3

The question

I have the following simple script:

test.py

import logging
import sys

logging.basicConfig(stream=sys.stdout, level=logging.DEBUG)
logging.info("€")

Depending on the context how this script is called it produces the error:

UnicodeEncodeError: 'ascii' codec can't encode character '\u20ac' in position 10: ordinal not in range(128)

Why is it doing this and what can I do to fix it?

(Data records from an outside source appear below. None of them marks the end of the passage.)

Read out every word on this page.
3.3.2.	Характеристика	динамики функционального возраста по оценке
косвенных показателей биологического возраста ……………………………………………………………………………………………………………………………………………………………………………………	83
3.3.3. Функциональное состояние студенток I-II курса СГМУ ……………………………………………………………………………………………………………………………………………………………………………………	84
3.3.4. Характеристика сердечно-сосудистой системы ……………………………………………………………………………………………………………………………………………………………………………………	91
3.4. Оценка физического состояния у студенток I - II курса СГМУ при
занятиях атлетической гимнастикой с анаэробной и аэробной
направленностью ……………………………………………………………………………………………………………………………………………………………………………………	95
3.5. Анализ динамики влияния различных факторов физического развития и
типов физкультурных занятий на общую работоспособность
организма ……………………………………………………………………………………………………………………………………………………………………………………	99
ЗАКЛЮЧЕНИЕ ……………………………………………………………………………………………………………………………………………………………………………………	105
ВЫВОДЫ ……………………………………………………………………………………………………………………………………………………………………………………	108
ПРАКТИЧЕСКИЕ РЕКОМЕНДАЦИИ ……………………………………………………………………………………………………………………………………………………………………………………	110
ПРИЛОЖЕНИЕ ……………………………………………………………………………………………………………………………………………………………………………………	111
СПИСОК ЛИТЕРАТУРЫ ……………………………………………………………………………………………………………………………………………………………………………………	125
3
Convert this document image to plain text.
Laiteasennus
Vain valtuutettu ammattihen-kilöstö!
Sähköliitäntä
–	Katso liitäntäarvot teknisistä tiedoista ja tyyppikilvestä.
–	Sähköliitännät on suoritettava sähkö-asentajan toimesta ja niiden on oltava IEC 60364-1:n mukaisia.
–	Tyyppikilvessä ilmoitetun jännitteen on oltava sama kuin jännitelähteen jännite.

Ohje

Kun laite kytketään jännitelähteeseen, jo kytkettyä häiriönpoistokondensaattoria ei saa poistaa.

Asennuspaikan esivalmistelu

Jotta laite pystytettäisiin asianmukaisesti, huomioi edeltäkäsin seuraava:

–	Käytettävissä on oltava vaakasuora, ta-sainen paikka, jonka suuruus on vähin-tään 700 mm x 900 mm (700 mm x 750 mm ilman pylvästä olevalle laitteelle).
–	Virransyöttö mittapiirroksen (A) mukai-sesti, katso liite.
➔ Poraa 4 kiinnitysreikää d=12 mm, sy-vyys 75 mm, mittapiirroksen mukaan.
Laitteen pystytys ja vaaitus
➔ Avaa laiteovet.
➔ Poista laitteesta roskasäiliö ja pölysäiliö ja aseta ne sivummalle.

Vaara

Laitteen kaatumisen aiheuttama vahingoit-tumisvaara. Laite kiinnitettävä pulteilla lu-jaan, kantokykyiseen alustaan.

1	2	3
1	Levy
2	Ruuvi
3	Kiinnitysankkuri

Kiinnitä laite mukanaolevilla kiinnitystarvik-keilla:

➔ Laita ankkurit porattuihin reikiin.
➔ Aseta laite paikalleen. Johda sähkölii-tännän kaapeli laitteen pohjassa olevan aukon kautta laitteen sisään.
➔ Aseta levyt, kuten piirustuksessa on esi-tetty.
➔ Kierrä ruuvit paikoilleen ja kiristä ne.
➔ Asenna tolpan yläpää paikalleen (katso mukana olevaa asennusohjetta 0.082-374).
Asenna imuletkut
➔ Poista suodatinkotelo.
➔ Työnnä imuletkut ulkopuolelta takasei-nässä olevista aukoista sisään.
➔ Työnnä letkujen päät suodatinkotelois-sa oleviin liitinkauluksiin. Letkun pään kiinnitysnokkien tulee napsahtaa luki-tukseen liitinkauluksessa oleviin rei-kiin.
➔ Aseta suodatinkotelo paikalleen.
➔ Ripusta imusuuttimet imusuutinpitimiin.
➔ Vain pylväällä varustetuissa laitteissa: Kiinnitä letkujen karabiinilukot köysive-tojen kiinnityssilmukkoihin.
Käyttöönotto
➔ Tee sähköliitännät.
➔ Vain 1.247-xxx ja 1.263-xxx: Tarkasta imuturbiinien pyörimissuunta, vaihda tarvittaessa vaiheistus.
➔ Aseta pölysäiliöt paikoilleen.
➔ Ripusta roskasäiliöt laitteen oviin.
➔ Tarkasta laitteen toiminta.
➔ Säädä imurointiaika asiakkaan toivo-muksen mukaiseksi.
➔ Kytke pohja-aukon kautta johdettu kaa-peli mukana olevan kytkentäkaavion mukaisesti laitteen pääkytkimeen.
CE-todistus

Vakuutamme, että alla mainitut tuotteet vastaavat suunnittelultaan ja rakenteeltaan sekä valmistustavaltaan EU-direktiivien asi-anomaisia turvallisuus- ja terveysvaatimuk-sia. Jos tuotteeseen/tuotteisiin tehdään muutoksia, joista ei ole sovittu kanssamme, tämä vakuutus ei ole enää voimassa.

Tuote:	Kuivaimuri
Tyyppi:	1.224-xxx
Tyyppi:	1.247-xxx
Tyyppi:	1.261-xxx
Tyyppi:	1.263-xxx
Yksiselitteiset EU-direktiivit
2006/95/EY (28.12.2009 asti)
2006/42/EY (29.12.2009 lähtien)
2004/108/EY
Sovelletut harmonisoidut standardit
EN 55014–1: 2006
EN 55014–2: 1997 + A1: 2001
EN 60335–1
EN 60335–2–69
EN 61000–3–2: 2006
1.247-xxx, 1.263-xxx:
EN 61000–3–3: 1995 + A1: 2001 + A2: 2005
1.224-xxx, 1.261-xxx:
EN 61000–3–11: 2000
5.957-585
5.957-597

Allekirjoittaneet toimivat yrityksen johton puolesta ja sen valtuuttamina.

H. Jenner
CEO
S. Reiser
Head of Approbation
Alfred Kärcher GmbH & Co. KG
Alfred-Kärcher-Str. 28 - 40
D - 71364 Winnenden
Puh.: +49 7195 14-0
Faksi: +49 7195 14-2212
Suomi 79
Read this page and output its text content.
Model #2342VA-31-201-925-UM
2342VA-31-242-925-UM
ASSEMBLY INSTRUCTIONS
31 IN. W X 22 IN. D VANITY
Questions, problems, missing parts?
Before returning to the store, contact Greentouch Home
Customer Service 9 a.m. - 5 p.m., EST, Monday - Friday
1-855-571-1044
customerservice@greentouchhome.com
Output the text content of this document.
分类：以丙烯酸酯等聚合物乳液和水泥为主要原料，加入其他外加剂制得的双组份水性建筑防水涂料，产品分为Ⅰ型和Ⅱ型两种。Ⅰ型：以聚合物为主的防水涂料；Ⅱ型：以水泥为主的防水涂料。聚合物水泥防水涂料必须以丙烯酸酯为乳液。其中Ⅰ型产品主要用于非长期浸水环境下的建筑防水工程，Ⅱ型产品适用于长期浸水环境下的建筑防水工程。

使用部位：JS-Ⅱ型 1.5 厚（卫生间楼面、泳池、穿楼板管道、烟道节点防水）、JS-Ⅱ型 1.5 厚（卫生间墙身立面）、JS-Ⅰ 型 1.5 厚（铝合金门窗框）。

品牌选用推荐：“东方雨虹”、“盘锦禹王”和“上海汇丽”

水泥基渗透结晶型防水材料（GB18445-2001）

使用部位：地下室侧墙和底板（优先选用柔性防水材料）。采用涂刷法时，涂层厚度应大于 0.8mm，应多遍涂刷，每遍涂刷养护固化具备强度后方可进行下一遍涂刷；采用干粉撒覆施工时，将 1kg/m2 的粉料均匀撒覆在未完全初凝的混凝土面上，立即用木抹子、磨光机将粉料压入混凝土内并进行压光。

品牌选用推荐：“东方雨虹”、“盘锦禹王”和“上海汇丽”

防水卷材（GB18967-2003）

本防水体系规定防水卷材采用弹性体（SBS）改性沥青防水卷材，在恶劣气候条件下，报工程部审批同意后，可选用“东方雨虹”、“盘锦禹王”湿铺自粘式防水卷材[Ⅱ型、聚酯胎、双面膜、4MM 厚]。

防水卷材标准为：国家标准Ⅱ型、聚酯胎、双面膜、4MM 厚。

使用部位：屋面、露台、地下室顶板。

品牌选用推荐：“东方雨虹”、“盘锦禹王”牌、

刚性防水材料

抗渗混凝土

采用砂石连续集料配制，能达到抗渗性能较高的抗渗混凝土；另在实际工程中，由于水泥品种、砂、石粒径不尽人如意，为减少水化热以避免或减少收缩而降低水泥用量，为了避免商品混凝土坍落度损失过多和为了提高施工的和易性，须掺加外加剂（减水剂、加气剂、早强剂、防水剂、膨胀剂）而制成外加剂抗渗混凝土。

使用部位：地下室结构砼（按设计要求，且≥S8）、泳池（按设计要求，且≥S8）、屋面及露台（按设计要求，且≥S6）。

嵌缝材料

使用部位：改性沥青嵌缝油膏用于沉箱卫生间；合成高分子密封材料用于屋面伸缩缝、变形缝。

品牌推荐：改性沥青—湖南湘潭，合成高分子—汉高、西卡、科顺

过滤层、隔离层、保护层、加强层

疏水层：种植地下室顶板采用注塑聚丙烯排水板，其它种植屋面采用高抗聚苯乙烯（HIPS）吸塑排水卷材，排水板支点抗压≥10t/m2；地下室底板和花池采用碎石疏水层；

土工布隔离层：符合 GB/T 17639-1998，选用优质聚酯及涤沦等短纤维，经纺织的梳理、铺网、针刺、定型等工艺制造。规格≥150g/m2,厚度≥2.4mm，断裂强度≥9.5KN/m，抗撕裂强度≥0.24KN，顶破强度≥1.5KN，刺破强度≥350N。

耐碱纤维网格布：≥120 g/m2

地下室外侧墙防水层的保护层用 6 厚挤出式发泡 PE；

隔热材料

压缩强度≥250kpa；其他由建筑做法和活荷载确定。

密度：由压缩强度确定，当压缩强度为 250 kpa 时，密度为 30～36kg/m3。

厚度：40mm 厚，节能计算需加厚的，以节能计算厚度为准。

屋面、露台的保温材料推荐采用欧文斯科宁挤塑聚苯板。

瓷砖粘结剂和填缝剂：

What I have already found out

Observation

When I call this script "normally" it is no problem:

$ python3 test.py 
INFO:root:€

However when I create a PHP file /var/www/html/test.php:

<?php
echo "# locale\n\n";
passthru("locale");
echo "\n\n# python\n\n";
passthru("python3 /var/www/html/test.py 2>&1");

and then call this file via Apache, it get the error:

$ curl localhost/test.php
# locale

LANG=C
LANGUAGE=de_DE.UTF-8
LC_CTYPE="C"
LC_NUMERIC="C"
LC_TIME="C"
LC_COLLATE="C"
LC_MONETARY="C"
LC_MESSAGES="C"
LC_PAPER="C"
LC_NAME="C"
LC_ADDRESS="C"
LC_TELEPHONE="C"
LC_MEASUREMENT="C"
LC_IDENTIFICATION="C"
LC_ALL=


# python

--- Logging error ---
Traceback (most recent call last):
  File "/usr/lib/python3.5/logging/__init__.py", line 983, in emit
    stream.write(msg)
UnicodeEncodeError: 'ascii' codec can't encode character '\u20ac' in position 10: ordinal not in range(128)
Call stack:
  File "/var/www/html/test.py", line 5, in <module>
    logging.info("\u20ac")
Message: '\u20ac'
Arguments: ()

For comparison this is what I get if I call locale directly:

$ locale
LANG=de_DE.UTF-8
LANGUAGE=de_DE.UTF-8
LC_CTYPE="de_DE.UTF-8"
LC_NUMERIC="de_DE.UTF-8"
LC_TIME="de_DE.UTF-8"
LC_COLLATE="de_DE.UTF-8"
LC_MONETARY="de_DE.UTF-8"
LC_MESSAGES="de_DE.UTF-8"
LC_PAPER="de_DE.UTF-8"
LC_NAME="de_DE.UTF-8"
LC_ADDRESS="de_DE.UTF-8"
LC_TELEPHONE="de_DE.UTF-8"
LC_MEASUREMENT="de_DE.UTF-8"
LC_IDENTIFICATION="de_DE.UTF-8"
LC_ALL=de_DE.UTF-8

If I change my passthru-call in PHP to the following:

passthru("LANG=de_DE.UTF-8 python3 /var/www/html/openWB/test.py 2>&1");

then everything works fine.

Where is LANG=C coming from? Not from here:

cat /etc/default/locale
#  File generated by update-locale
LANG=de_DE.UTF-8
LC_ALL=de_DE.UTF-8
LANGUAGE=de_DE.UTF-8

System is Raspbian GNU/Linux 9 (stretch).

Interpretation

Obviously the scripts success is dependent on the settings of my user. I used to think that python scripts are mostly portable across systems. Now I learned they are not even portable from one user to another ;-). Of course it is fine that environment variables change the appearance of the application in question, however it is not so fine that it is guaranteed to break the whole application.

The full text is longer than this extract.